Writing a spoiler-free review of Line of Duty‘s season six opener is quite a minefield. I could tell you – no, I can’t tell you that. Or what about the return of – oh no, not that either. But ahead of Sunday’s episode, I can tell you that the BBC police anti-corruption drama remains on fine form, and we’re about to spend the next two months obsessed with unpicking the truth behind Jed Mercurio’s knotty plot, as well as getting to know the show’s excellent new guest lead DCI Joanne “Jo” Davidson (Kelly Macdonald). The opening episode is also intensely stressful in the best kind of way.
Fans do already know, because the BBC has told us, that the season begins when new information comes to light about a potential suspect in the unsolved murder of journalist Gail Vella (Andi Osho), a year after her death. DCI Jo Davidson “appears keen” to bring Gail’s killer to justice, but “her conduct soon arouses suspicion, and it’s not long before AC-12 are on the case.” Their investigation, as you might imagine, goes on to uncover “deeper and darker information”… and we’re off!
Judging by her performance in episode one, Macdonald – the Scottish actress known for Trainspotting, The Victim, Giri/Haji and more – is a clever addition to the cast, and her character DCI Jo Davidson is a classic Jed Mercurio creation. The season six guest lead has been teased as AC-12’s “most enigmatic adversary yet”, and as Macdonald herself told press: “She’s this unknown entity, and I think you never know where you are with her. Sometimes she seems like a friendly face, and other times not so much.”
As a character, DCI Davidson has something of season two’s DI Lindsay Denton (Keeley Hawes) about her, although she seems a lot more popular with her co-workers than unlucky Lindsay. But, as we saw in the trailer, PC Farida Jatri (Anneika Rose) doesn’t seem convinced of her niceness – muttering “you have no idea what she’s capable of” into her phone while looking around nervously. DCI Davidson is going to be a tough one to figure out. Friend or foe? Judging by Line of Duty’s past record of guest actors, she’s more likely to be either a straight-up bent copper or a pawn in someone else’s game. But then again – you just never know with this show. Maybe she’ll be the cop who comes out clean.
Anyway. You’ll be wanting to know more about our favourite AC-12 trio Superintendent Ted Hastings (Adrian Dunbar), DI Kate Fleming (Vicky McClure) and DS Steve Arnott (Martin Compston), and there’s not a lot I can say, other than – boy, it’s so nice to see them again. After two years away, it’s like reuniting with old friends!
Sure, 18 months on from the events of season five, the dynamic is a little different, and some things have happened in their lives (prepare to be surprised). Nevertheless, Hastings is still coming out with Ted-isms (“hold your whist!”), Steve is still a waistcoat style icon (but now with a much fuller beard), and Kate is still the same dedicated copper she always was. So much of the success of the show rests on the chemistry between these three, and there is potential for their characters to develop in interesting ways over the course of season six.
Writer and showrunner Jed Mercurio has never shied away from making his plots complicated, trusting the audience to keep up and notice all the details. But if this first episode is anything to go by, season six is going to get really complicated – in a way which rewards loyal fans by drawing on events and characters from previous seasons, but which can also test your memory and make your brain hurt just a little bit. Before you start watching the new season, it’s probably worth reading a recap or listening to a podcast or something.

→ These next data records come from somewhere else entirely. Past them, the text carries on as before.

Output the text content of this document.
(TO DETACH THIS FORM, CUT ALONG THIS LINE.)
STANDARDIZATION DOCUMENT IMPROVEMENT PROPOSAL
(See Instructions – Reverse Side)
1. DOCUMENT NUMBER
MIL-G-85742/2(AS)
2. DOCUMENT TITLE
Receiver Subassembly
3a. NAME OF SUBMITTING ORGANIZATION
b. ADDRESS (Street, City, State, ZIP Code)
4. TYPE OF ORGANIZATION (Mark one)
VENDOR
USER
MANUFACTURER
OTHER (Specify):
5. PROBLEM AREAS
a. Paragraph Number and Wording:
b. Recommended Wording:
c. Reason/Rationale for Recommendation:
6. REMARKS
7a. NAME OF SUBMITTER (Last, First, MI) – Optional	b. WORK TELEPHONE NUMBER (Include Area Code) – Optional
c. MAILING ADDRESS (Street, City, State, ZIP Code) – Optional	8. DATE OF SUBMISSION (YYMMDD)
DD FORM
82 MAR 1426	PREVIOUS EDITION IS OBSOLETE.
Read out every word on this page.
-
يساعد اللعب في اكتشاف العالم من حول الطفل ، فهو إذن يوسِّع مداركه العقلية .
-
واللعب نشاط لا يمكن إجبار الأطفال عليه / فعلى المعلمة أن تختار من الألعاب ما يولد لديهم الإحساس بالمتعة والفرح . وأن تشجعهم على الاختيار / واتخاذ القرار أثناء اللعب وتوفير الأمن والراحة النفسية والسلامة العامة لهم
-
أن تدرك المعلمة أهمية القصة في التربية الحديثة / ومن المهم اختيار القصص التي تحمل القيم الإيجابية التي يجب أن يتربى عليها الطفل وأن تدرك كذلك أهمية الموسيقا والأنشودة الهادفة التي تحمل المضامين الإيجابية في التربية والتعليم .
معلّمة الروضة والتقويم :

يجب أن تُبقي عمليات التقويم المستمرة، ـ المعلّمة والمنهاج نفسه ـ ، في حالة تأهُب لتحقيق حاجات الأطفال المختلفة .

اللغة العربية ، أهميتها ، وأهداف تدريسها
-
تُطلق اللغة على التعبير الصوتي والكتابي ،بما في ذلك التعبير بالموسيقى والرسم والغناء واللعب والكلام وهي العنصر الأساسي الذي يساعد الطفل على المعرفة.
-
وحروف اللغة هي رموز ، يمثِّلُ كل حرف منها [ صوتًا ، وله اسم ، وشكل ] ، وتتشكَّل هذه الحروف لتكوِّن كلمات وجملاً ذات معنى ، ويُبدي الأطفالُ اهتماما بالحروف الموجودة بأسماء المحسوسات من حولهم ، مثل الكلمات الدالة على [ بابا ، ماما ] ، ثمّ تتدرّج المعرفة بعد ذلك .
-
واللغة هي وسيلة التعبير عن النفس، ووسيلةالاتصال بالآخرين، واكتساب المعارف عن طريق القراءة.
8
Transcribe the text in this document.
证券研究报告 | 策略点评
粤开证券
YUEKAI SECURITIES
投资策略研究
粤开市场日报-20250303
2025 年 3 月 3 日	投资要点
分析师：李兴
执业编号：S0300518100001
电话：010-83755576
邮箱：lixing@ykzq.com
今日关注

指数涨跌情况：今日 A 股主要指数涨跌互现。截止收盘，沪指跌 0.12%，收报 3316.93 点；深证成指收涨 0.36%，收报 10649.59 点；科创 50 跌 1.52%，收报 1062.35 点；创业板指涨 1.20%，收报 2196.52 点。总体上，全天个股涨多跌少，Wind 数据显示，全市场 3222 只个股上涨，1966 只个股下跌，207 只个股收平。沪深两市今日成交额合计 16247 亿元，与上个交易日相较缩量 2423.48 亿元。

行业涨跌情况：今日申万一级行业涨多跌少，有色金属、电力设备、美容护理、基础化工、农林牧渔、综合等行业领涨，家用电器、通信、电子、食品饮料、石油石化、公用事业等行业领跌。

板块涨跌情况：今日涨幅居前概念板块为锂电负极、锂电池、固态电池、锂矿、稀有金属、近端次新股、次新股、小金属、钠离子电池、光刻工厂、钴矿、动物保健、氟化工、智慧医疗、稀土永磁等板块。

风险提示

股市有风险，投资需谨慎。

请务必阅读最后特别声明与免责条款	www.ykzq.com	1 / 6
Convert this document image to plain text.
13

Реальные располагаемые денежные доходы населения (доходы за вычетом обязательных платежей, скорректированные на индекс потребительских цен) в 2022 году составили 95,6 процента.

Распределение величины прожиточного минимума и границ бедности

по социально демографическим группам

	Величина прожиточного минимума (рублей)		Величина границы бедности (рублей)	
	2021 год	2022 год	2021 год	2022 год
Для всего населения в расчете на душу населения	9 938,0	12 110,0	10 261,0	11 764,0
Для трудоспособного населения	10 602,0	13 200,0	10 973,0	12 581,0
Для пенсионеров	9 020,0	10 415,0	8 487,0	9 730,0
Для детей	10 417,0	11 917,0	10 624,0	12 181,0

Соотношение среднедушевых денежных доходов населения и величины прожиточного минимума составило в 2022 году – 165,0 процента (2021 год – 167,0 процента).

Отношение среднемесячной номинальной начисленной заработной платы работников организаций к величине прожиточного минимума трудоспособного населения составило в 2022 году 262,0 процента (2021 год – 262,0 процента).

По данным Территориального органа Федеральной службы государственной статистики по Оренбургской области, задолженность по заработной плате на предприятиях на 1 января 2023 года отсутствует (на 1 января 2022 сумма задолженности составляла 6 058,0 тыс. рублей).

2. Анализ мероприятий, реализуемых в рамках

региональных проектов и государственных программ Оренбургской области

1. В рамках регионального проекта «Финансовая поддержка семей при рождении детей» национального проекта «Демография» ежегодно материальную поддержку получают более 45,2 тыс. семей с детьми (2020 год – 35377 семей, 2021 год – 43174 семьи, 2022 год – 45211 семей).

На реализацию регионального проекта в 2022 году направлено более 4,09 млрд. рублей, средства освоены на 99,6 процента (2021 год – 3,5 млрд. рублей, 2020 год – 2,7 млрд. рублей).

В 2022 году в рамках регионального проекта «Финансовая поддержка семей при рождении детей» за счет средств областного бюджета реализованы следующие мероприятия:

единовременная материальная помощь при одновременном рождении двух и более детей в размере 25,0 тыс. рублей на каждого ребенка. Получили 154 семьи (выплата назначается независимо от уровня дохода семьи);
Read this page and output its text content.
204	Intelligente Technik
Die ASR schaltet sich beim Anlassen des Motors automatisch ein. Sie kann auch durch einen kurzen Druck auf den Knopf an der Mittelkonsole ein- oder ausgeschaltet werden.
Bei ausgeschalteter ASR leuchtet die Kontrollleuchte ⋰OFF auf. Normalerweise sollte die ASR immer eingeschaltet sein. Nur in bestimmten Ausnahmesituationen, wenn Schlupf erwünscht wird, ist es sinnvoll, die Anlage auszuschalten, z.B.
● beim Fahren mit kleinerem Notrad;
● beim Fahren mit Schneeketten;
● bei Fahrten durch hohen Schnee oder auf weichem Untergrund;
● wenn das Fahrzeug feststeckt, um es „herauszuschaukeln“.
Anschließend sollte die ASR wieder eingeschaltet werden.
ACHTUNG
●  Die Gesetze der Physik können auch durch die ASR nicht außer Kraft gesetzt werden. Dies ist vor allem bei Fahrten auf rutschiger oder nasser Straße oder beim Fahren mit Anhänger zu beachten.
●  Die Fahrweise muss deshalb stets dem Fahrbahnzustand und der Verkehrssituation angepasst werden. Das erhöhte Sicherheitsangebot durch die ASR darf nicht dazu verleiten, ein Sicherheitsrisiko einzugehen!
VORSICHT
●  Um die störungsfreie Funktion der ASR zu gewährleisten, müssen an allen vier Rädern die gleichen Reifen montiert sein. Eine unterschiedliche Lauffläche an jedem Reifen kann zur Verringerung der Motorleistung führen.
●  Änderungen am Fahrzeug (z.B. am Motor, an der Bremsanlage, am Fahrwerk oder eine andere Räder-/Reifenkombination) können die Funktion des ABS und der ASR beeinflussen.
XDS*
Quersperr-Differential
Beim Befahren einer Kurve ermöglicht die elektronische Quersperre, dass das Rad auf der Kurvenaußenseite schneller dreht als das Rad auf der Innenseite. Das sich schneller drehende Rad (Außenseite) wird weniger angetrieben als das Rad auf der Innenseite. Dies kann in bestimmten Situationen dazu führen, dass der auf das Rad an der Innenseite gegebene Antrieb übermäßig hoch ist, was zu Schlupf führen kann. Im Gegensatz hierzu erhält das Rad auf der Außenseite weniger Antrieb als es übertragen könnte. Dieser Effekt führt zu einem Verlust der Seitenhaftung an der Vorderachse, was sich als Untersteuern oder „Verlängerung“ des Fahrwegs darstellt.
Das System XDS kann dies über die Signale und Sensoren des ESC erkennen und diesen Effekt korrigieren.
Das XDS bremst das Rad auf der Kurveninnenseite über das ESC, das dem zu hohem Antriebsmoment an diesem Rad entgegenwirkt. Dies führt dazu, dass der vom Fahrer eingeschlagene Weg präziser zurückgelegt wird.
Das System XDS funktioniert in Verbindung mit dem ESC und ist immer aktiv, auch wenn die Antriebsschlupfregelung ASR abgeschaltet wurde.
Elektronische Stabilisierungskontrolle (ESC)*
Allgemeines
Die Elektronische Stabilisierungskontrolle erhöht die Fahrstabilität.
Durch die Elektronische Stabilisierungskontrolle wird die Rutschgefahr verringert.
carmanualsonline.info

My one teeny, tiny criticism would be that, in treading the fine line between the dramatic and the ridiculous, there is a moment in episode one which steps across that line. (To be frank, it made me laugh, and I don’t think it was meant to.)
But still! Mainly I’m just incredibly grateful that they made this show at all, despite the coronavirus shutting down production part-way through and all the difficulties of re-starting filming in a pandemic, and safety protocols, and bubbling and social distancing.
To make a high-end drama in these conditions, and to deliver it to us just when we need it! To give fans something to obsess over and theorise about – for seven weeks rather than six, thanks to the bonus episode! To provide a source of stress and tension that isn’t pandemic related – just for the fun of it! Now that is an achievement, and a public service. At this point I’m desperate to talk to other fans about episode one (in far less vague terms than the above), and I can’t wait for you all to see it.